Haley, on the other hand, was a force unto herself at AEI—most notably in the clearly evident absence of any confirmation from any part of the US intelligence community, or any other country’s for that matter, that what she was asserting about Iran was accurate. And overwhelming evidence that what she was claiming with regard to the nuclear agreement signified that she had not even read it.

Yes, there is clear evidence that Iran needs ballistic missiles to defend itself and thus keeps working on perfecting them. Even a summary glance at the brutal Iraq-Iran War confirms it. Yes, there is ample evidence that Iran supports Hezbollah, that Hezbollah has helped turn the tide for Assad in Syria, and that Hezbollah has gained new traction vis a vis its main enemy, Israel. But there is also clear evidence that these gains are as much a result of US incompetence in Syria and Israeli efforts to spread the chaos in the region as to anything Iran has done. And, yes, Iran is involved in Yemen—and on a more legitimate side than the US.
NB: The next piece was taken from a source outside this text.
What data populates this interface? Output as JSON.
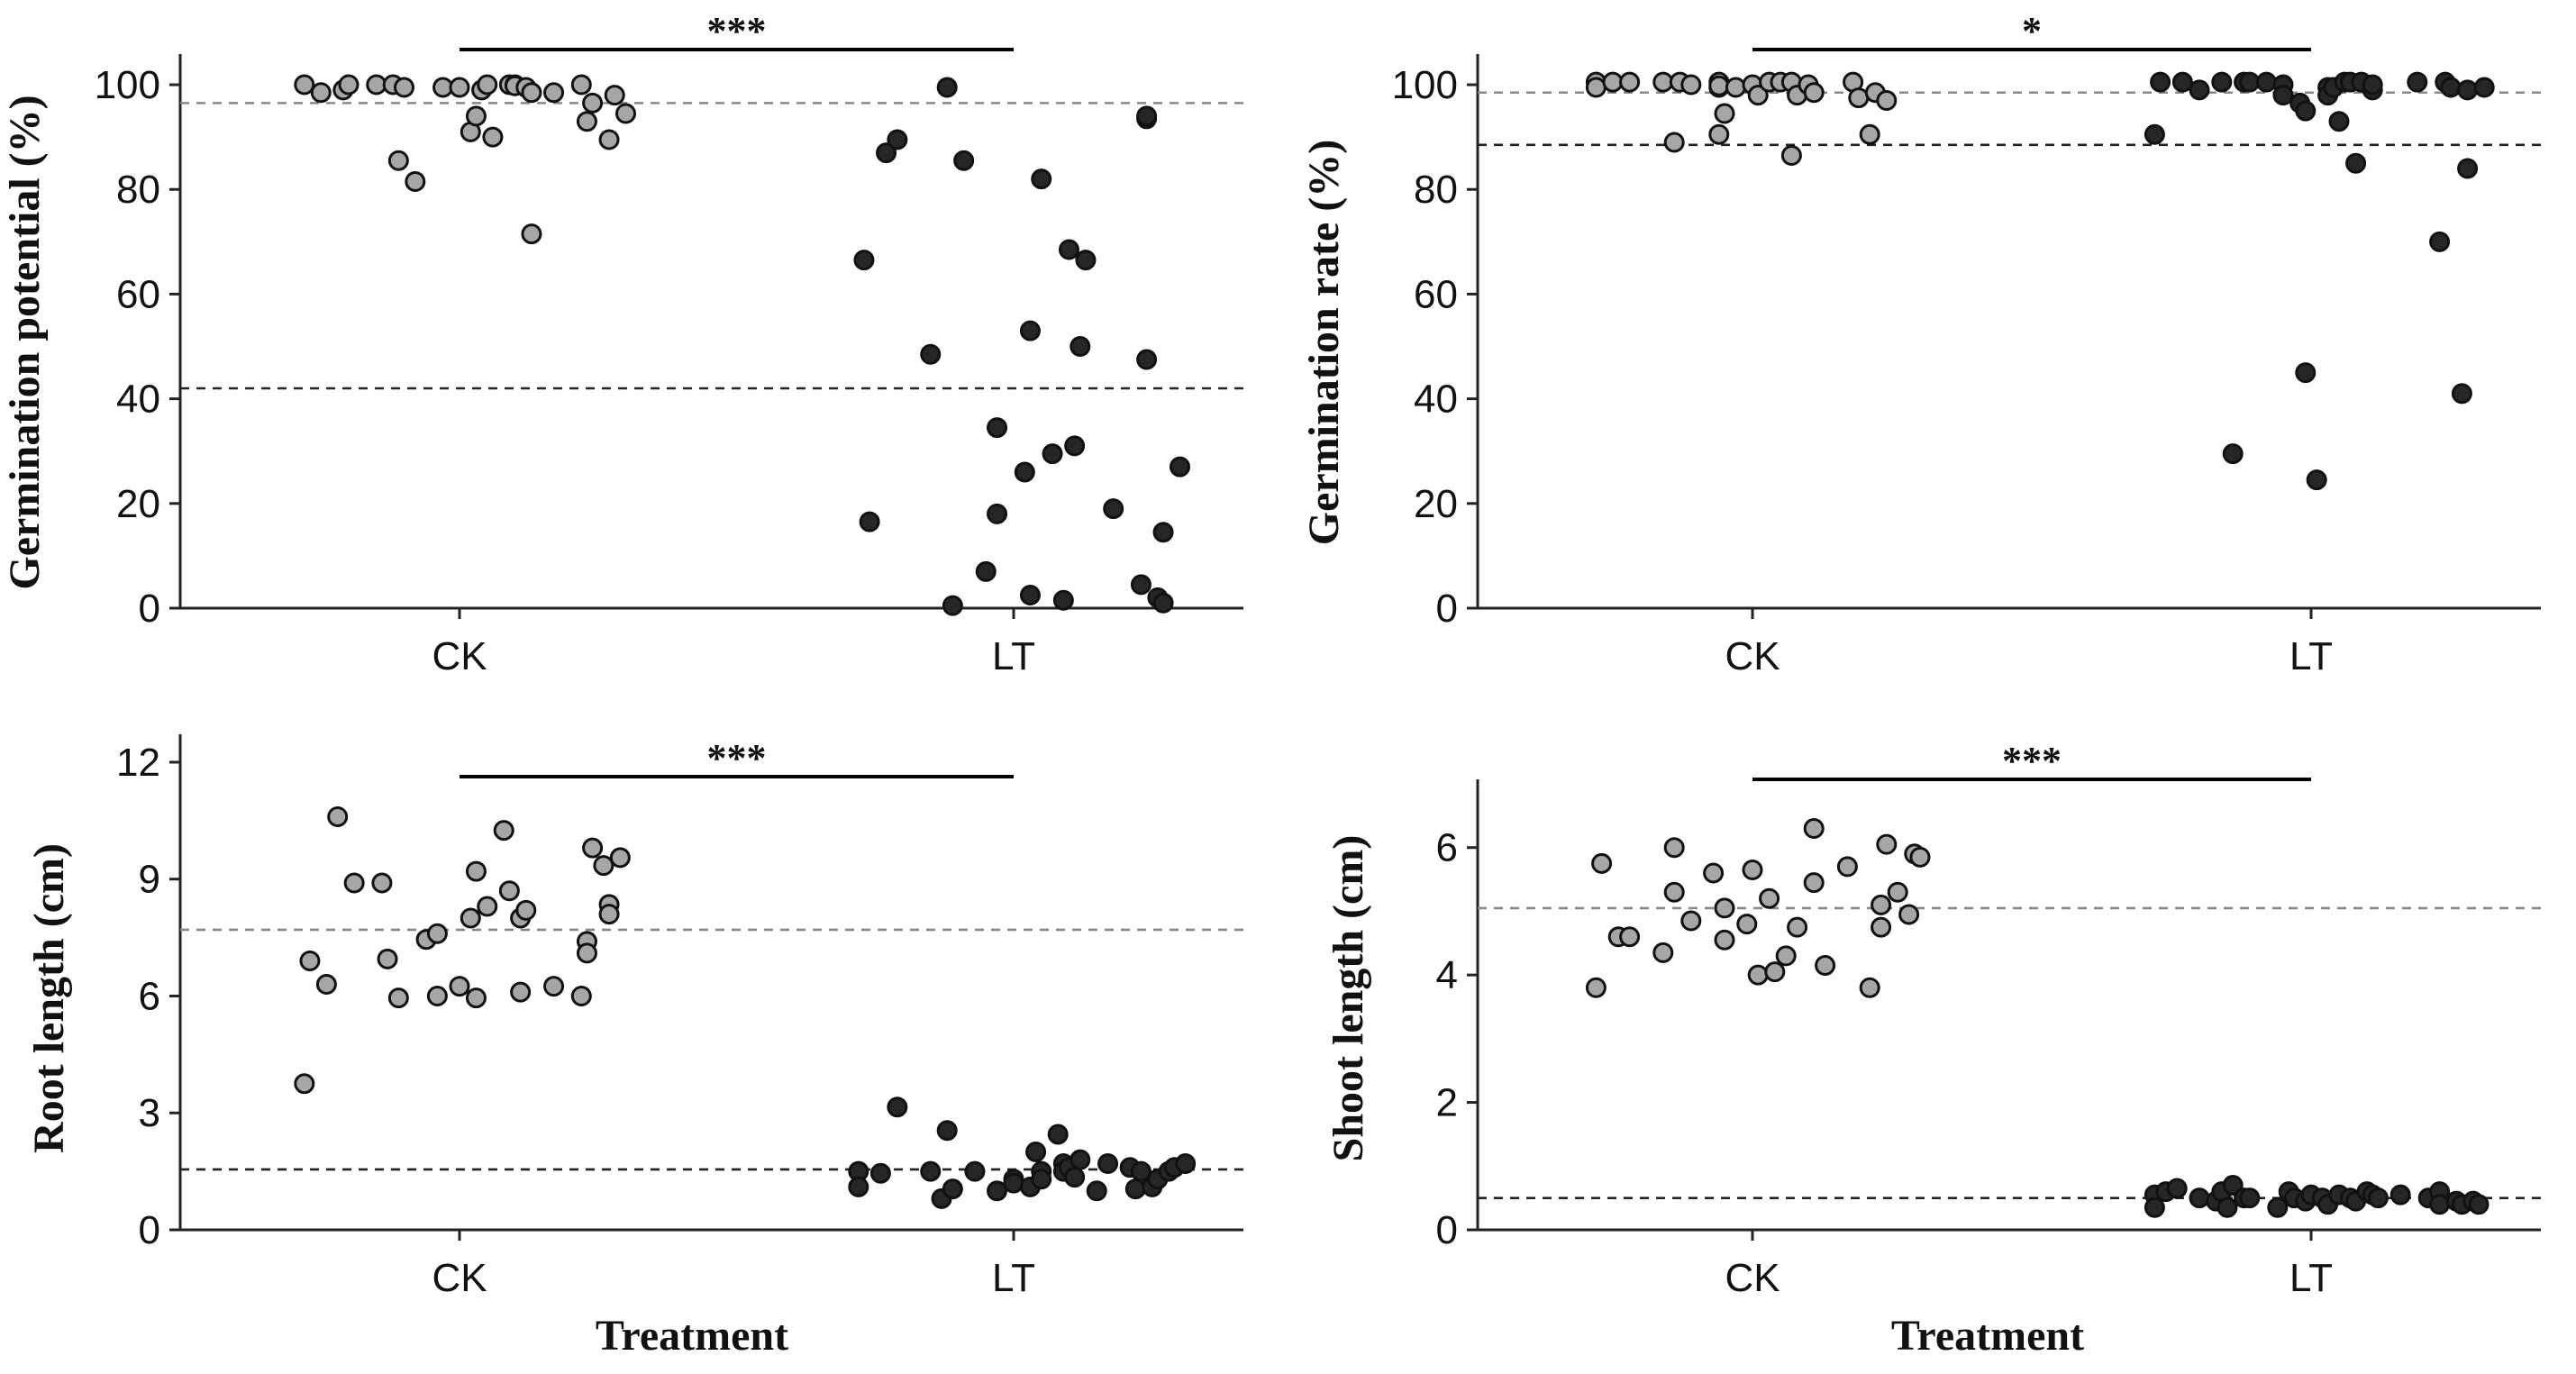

Haley’s recitation of all Iran’s actions that she reports as adverse to US interests also conveniently omitted a similar review of all the US actions that have been inimical to Iran’s interests, from the overthrow of Iran’s elected leader in 1953, to taking Saddam Hussein’s side in the Iraq-Iran War, to shooting down an Iranian civilian airliner with 290 people on board, to selling massive amounts of arms to the dictatorship in Riyadh.

In short, Haley’s audition for Secretary of State scared the bejeesus out of me.